To the Editor:
Re: “SAD: Seasonal Affective Disorder,” Opinion, March 30
In their recent piece on seasonal mood variation at Cornell, the authors present a confusing and evidently uninformed picture of Seasonal Affective Disorder. At times, they are as glib in their discussion on SAD as they are flippant in offering viable strategies to improve mood in the student population.
To be clear, SAD is a clinical subtype of mood disorder that consists of recurrent episodes of major depression occurring with a seasonal pattern. It can take place in either summer or winter and is far from “mild,” as the authors incorrectly state. In fact, to diagnose SAD, one must experience significant occupational and social impairment in addition to symptoms such as depressed mood, lack of energy, increased sleep, increased appetite (notably carbohydrate craving) and weight gain. Treatment includes light therapy and/or antidepressant medication, both of which are equally effective.

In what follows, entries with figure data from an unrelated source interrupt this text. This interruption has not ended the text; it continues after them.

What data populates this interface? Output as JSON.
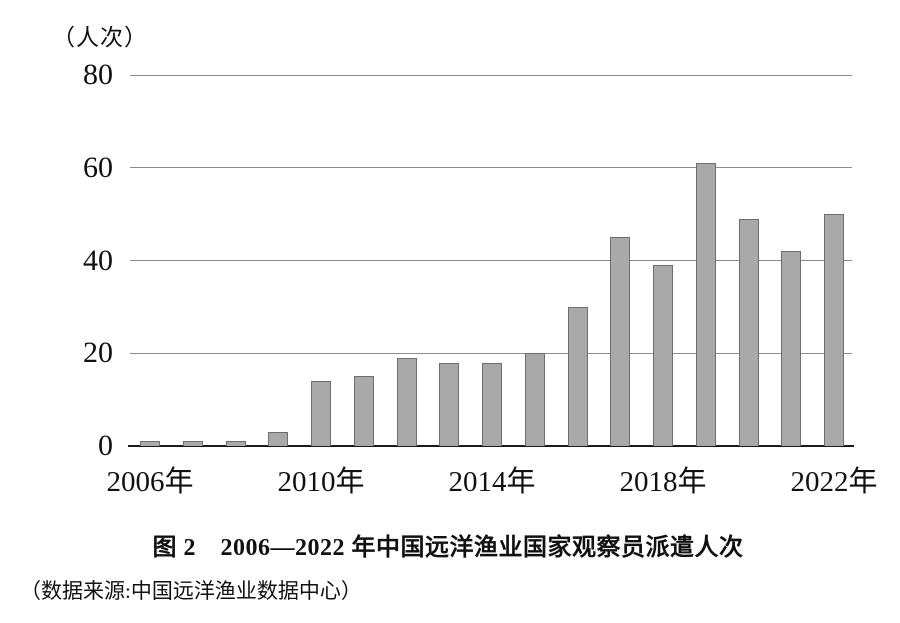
{
  "chart_data": {
    "type": "bar",
    "title": "图 2　2006—2022 年中国远洋渔业国家观察员派遣人次",
    "source_note": "（数据来源:中国远洋渔业数据中心）",
    "unit_label": "（人次）",
    "categories": [
      "2006",
      "2007",
      "2008",
      "2009",
      "2010",
      "2011",
      "2012",
      "2013",
      "2014",
      "2015",
      "2016",
      "2017",
      "2018",
      "2019",
      "2020",
      "2021",
      "2022"
    ],
    "values": [
      1,
      1,
      1,
      3,
      14,
      15,
      19,
      18,
      18,
      20,
      30,
      45,
      39,
      61,
      49,
      42,
      50
    ],
    "xlabel": "",
    "ylabel": "人次",
    "ylim": [
      0,
      80
    ],
    "y_ticks": [
      0,
      20,
      40,
      60,
      80
    ],
    "x_tick_labels": [
      "2006年",
      "2010年",
      "2014年",
      "2018年",
      "2022年"
    ],
    "x_tick_indices": [
      0,
      4,
      8,
      12,
      16
    ],
    "grid": "horizontal-on",
    "legend_position": "none",
    "bar_fill_color": "#a9a9a9",
    "bar_border_color": "#6e6e6e",
    "gridline_color": "#8c8c8c",
    "axis_line_color": "#1a1a1a",
    "text_color": "#111111",
    "background_color": "#ffffff"
  }
}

There is a broad spectrum of seasonal mood variation, of course. In addition to SAD, mental health professionals recognize a milder but more common variant, subsyndromal seasonal affective disorder (S-SAD). Specifically, a study in 2000 found that five percent of college students met criteria for SAD and another 16 percent for S-SAD. Despite these findings, the majority of students likely experience more fleeting fluctuations in mood, ones that do not qualify them for any specific psychiatric diagnosis.
Although not indicated for medical management, non-diagnosable depressed mood does warrant our attention. Unlike the authors though, I am not confident that additional Slope Days, extended snow days and sanctioned snowball fights are useful tools to combat even the most benign alteration in mood. In contrast, I believe that recent initiatives such as discouraging homework assignments over spring break represent a more insightful — and possibly effective — means by which to implement meaningful change.
As a former Cornell undergraduate, I appreciate the authors’ attempt to establish a sense of camaraderie that mutual commiseration can frequently provide. Nonetheless, a sincere discussion of bona fide mental health disorders demands our sensitivity and requires intelligent, well-informed dialogue. Our fellow students deserve that.